Eye to Eye two way plus one

Double page spreads with realistic cut-out colorful pictures surround small snippets of information. What we really liked are the brief notes in each page, just the right amount of information which does not get overwhelming but keeps it interesting at the same time. 

At the end, the author includes an infographic about the evolution of eye, from a single eye spot to a complex sophisticated camera eye. This part was a great read for a scientific dive into the subject.
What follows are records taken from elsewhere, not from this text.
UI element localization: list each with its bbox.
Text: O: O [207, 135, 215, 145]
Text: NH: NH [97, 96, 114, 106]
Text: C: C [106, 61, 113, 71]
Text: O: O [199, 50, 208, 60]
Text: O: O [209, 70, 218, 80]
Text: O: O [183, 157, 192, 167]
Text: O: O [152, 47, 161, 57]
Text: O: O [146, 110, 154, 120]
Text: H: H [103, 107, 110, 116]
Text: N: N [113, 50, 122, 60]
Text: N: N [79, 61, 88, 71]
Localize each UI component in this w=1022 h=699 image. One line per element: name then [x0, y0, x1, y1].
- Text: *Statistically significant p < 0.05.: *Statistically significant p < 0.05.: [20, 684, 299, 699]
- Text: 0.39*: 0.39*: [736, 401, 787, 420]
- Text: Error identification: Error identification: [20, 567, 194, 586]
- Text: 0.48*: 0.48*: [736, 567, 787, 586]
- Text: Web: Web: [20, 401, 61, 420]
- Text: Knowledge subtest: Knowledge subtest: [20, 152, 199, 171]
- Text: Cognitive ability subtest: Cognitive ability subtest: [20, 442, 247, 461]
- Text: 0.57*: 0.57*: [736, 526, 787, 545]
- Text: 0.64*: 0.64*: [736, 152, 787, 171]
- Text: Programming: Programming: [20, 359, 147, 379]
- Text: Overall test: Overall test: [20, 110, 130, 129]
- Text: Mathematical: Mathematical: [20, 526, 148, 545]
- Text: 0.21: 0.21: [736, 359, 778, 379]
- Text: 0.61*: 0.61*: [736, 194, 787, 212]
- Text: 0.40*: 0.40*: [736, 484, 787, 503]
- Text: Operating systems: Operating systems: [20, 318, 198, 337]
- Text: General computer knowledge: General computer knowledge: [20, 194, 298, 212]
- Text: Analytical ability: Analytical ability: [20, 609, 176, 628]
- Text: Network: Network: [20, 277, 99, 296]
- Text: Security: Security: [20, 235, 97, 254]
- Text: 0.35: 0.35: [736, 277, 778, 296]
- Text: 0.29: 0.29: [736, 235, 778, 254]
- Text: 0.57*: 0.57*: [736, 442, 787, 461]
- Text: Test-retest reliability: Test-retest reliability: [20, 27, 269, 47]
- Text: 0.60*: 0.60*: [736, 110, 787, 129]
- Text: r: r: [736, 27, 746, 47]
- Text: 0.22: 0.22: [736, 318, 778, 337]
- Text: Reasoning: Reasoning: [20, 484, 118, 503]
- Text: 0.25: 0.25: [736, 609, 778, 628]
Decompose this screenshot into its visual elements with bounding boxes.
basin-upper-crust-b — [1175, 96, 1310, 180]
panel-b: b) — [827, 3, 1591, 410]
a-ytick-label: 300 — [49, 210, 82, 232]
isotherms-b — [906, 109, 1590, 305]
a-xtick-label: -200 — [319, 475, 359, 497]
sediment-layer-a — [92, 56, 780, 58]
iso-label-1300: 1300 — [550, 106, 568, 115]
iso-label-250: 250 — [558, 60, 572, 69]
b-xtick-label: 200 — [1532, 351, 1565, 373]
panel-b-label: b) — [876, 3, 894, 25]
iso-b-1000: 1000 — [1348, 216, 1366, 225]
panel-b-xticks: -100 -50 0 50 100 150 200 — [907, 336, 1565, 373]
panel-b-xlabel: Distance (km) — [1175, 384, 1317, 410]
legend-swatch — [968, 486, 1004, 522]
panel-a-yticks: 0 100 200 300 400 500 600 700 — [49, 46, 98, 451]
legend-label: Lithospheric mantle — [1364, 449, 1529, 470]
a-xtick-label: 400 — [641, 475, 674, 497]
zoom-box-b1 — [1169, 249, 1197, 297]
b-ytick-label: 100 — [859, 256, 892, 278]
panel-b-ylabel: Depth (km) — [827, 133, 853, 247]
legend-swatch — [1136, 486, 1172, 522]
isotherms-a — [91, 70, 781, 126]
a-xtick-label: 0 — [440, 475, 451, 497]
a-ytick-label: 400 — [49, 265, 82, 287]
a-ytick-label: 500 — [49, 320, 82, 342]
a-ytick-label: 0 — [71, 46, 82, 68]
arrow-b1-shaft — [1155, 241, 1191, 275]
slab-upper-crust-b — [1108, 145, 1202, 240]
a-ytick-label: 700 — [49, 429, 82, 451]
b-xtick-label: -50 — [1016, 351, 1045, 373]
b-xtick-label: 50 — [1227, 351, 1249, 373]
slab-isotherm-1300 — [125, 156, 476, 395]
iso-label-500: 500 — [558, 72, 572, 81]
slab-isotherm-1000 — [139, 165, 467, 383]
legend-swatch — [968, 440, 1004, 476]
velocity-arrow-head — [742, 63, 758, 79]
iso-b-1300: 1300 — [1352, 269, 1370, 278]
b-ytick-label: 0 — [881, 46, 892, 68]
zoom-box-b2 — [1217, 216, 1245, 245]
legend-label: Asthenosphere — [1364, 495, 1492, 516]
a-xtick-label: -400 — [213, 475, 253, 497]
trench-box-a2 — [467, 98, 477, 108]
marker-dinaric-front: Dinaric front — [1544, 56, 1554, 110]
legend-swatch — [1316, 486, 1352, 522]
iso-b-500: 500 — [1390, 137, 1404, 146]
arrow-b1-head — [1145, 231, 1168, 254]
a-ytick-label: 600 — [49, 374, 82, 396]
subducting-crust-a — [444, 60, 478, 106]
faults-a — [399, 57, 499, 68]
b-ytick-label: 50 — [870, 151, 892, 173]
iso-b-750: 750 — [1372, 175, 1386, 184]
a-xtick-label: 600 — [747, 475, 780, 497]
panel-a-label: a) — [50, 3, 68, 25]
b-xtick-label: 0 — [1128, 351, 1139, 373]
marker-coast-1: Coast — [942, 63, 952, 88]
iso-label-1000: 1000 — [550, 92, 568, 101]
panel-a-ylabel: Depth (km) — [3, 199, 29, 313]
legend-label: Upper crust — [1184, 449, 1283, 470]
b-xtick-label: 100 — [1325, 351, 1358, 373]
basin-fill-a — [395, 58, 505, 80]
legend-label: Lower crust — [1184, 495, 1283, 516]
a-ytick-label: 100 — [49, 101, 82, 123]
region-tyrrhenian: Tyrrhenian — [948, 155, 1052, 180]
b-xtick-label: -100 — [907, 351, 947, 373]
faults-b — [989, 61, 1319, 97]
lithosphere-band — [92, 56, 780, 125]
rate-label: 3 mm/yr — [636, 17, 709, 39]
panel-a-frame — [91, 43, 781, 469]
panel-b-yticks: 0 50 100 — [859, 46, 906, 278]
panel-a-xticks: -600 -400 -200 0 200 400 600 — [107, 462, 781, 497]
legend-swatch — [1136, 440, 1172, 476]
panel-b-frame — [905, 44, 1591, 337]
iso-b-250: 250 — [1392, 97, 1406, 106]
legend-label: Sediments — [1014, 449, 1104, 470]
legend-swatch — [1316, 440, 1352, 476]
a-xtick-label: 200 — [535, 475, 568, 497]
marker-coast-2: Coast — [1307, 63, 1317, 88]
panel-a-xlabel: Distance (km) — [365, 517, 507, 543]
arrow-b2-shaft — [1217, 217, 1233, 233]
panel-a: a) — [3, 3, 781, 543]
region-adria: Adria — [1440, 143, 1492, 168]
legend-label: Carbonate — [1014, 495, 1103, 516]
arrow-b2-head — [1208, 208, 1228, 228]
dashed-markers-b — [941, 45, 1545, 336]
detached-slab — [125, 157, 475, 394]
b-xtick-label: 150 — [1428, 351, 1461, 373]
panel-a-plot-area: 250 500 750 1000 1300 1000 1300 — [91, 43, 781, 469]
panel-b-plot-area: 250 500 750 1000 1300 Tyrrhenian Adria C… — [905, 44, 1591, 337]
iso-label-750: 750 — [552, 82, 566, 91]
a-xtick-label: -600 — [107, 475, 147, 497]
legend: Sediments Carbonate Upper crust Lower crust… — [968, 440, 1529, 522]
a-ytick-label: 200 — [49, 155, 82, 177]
A glossary of animal facts gives us a quick look at all the 24 animals/creatures covered in the book.

A masterfully done non-fiction picture book, “Eye to Eye”! DO NOT MISS! 

Find it here: Library, Amazon, Better World Books


  1. This looks like a perfect non-fiction book for kindergarten. I can see some of my kids poring over it repeatedly.

  2. What a fascinating book! My kids would love it! Thanks for much for sharing this at Booknificent Thursday at! Hope to see you again soon!

    • reshamad

      Thanks for stopping by Tina. Its wonderful to share books at your linky.